The party's leader, Julius Malema, who was the ANC's youth firebrand until he was expelled in 2012, has said he would refuse to join a coalition government that included the second-largest party, the Democratic Alliance, which has mostly white leadership positions and has proposed repealing affirmative action laws and other policies that encourage black business ownership.
“We reject this government,” Malema said, alleging the Democratic Alliance was promoting racist policies and “white supremacy”.
Instead of joining the ANC's unity movement, Malema's party joined forces with five other parties to form what is known as the “Caucus of Progressive Parliamentary Leaders.”
Resistance to the Democratic Alliance, which won about 22 percent of the vote, also came from within the ANC, where some members, as well as trade union and business partners, openly rebelled, claiming that the Alliance was trying to undermine or reverse efforts to end apartheid's deeply rooted racial discrimination.
The backlash has forced ANC leaders to walk a delicate tightrope between selling the idea that an alliance with the Democratic Alliance was a smart move for the country while avoiding alienating the party's base of black voters.
The Democratic Alliance supports free-market capitalism, which some ANC leaders believe will help the economy and attract investors, in contrast to the more aggressive wealth redistribution policies promoted by MK and the Economic Freedom Fighters, such as nationalizing banks and seizing land from white owners without compensation.
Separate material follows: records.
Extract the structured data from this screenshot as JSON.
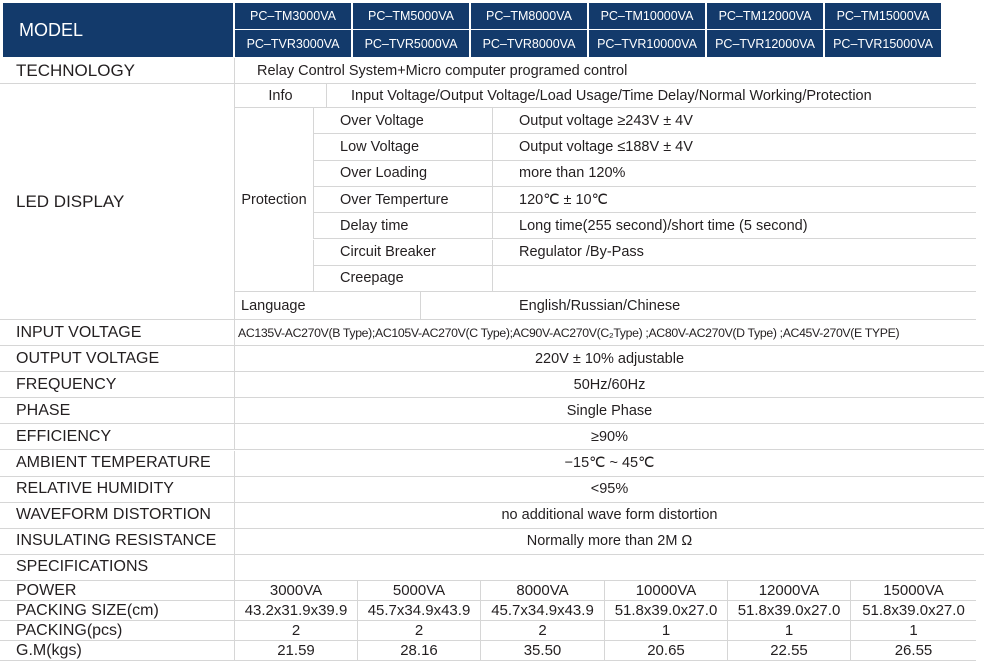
{
  "header": {
    "model_label": "MODEL",
    "models_tm": [
      "PC–TM3000VA",
      "PC–TM5000VA",
      "PC–TM8000VA",
      "PC–TM10000VA",
      "PC–TM12000VA",
      "PC–TM15000VA"
    ],
    "models_tvr": [
      "PC–TVR3000VA",
      "PC–TVR5000VA",
      "PC–TVR8000VA",
      "PC–TVR10000VA",
      "PC–TVR12000VA",
      "PC–TVR15000VA"
    ]
  },
  "technology": {
    "label": "TECHNOLOGY",
    "value": "Relay Control System+Micro computer programed control"
  },
  "led": {
    "label": "LED DISPLAY",
    "info_label": "Info",
    "info_value": "Input Voltage/Output Voltage/Load Usage/Time Delay/Normal Working/Protection",
    "protection_label": "Protection",
    "protection": [
      {
        "item": "Over Voltage",
        "value": "Output voltage ≥243V ± 4V"
      },
      {
        "item": "Low Voltage",
        "value": "Output voltage ≤188V ± 4V"
      },
      {
        "item": "Over Loading",
        "value": "more than 120%"
      },
      {
        "item": "Over Temperture",
        "value": "120℃ ± 10℃"
      },
      {
        "item": "Delay time",
        "value": "Long time(255 second)/short time (5 second)"
      },
      {
        "item": "Circuit Breaker",
        "value": "Regulator /By-Pass"
      },
      {
        "item": "Creepage",
        "value": ""
      }
    ],
    "language_label": "Language",
    "language_value": "English/Russian/Chinese"
  },
  "specs": [
    {
      "label": "INPUT VOLTAGE",
      "value": "AC135V-AC270V(B Type);AC105V-AC270V(C Type);AC90V-AC270V(C₂Type) ;AC80V-AC270V(D Type) ;AC45V-270V(E TYPE)"
    },
    {
      "label": "OUTPUT VOLTAGE",
      "value": "220V ± 10%   adjustable"
    },
    {
      "label": "FREQUENCY",
      "value": "50Hz/60Hz"
    },
    {
      "label": "PHASE",
      "value": "Single Phase"
    },
    {
      "label": "EFFICIENCY",
      "value": "≥90%"
    },
    {
      "label": "AMBIENT TEMPERATURE",
      "value": "−15℃ ~ 45℃"
    },
    {
      "label": "RELATIVE HUMIDITY",
      "value": "<95%"
    },
    {
      "label": "WAVEFORM DISTORTION",
      "value": "no additional wave form distortion"
    },
    {
      "label": "INSULATING RESISTANCE",
      "value": "Normally more than 2M Ω"
    },
    {
      "label": "SPECIFICATIONS",
      "value": ""
    }
  ],
  "table": [
    {
      "label": "POWER",
      "values": [
        "3000VA",
        "5000VA",
        "8000VA",
        "10000VA",
        "12000VA",
        "15000VA"
      ]
    },
    {
      "label": "PACKING SIZE(cm)",
      "values": [
        "43.2x31.9x39.9",
        "45.7x34.9x43.9",
        "45.7x34.9x43.9",
        "51.8x39.0x27.0",
        "51.8x39.0x27.0",
        "51.8x39.0x27.0"
      ]
    },
    {
      "label": "PACKING(pcs)",
      "values": [
        "2",
        "2",
        "2",
        "1",
        "1",
        "1"
      ]
    },
    {
      "label": "G.M(kgs)",
      "values": [
        "21.59",
        "28.16",
        "35.50",
        "20.65",
        "22.55",
        "26.55"
      ]
    }
  ]
}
The Democratic Alliance was one of the parties most keen to join a unity coalition despite vowing last year never to work with the ANC if it came to power. Its leaders had said during the election campaign that it was important to thwart what they called a “doomsday coalition” between the ANC and the Economic Freedom Fighters.
“We have approached it in a positive and constructive manner, and so have they,” said Tony Leung, who was part of the Democratic Alliance's negotiating team.
To soften the backlash, ANC leaders aligned themselves with the Inkatha Freedom Party, a black-led political party popular among Zulu speakers, the language most widely spoken in South African homes, and touted an alliance with the Democratic Alliance.